Histopathological and genetic findings in case 2. A, Upper panel: on haematoxylin and eosin staining (left), there is a dense diffuse monotonous infiltrate of small to medium‐sized lymphoid cells. CD5 (brown)/CD8 (red) double staining showed that most of the T cells expressed CD8, but had down‐regulation/loss of CD5 expression. Lower panels: CD10 (brown)/PAX5 (red) double staining (first panel) highlights a minor population of CD10‐positive, PAX5‐negative T cells that are positive for programmed cell death protein 1 (second panel). On CD21 staining (third panel) there is mild follicular dendritic cell hyperplasia, whereas, on Epstein–Barr virus (EBV)‐encoded small RNA in‐situ hybridisation (fourth panel) there is an increase in the number of EBV‐positive cells. B, Analysis of the CD8+ T cells of the groin lymph node (LN) by microdissection and BIOMED‐2 clonality assays.
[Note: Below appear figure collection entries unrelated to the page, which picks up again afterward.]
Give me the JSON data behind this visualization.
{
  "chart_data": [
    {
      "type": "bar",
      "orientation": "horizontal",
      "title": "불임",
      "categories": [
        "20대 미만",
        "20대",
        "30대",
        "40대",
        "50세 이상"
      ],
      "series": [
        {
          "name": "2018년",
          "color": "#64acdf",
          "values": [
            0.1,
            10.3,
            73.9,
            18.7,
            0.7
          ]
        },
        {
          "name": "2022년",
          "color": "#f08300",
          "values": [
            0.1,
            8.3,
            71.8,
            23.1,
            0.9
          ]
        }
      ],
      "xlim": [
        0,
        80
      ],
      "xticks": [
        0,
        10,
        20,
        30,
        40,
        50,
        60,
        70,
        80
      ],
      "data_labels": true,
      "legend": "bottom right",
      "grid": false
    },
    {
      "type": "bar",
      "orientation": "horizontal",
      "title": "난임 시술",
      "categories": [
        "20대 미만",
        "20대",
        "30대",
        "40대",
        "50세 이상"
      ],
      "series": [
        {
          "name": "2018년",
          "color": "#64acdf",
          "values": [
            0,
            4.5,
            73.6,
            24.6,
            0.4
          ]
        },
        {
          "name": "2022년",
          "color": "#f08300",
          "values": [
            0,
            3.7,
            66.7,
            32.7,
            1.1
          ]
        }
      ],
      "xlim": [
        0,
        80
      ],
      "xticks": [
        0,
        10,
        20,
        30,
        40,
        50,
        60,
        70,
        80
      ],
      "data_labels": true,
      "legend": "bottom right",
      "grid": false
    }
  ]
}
The CD8+ T‐cell population (microdissected from the tissue fragment showing extensive CD8 staining but not CD4 staining, marked by a dotted black line) is clearly clonal, showing a different clonal profile from those of whole tissue sections of both groin and mediastinal LNs, but a common clonal T‐cell receptor gene rearrangement by the TRB‐B reaction, thus being present prominently in both LN specimens. C, Summary of mutations detected in the two LN specimens and microdissected CD8+ T cells. CD8+ T cells harbour the TET2 and DNMT3A mutations, but not the RHOA‐G17V mutation. The allelic frequencies of the variants included are based on Fluidigm PCR and MiSeq sequencing, and the sequencing coverage for all of the variant loci is adequate (mean of 657 reads and range of 196–1672 reads passing sequence quality checks). NA, not available.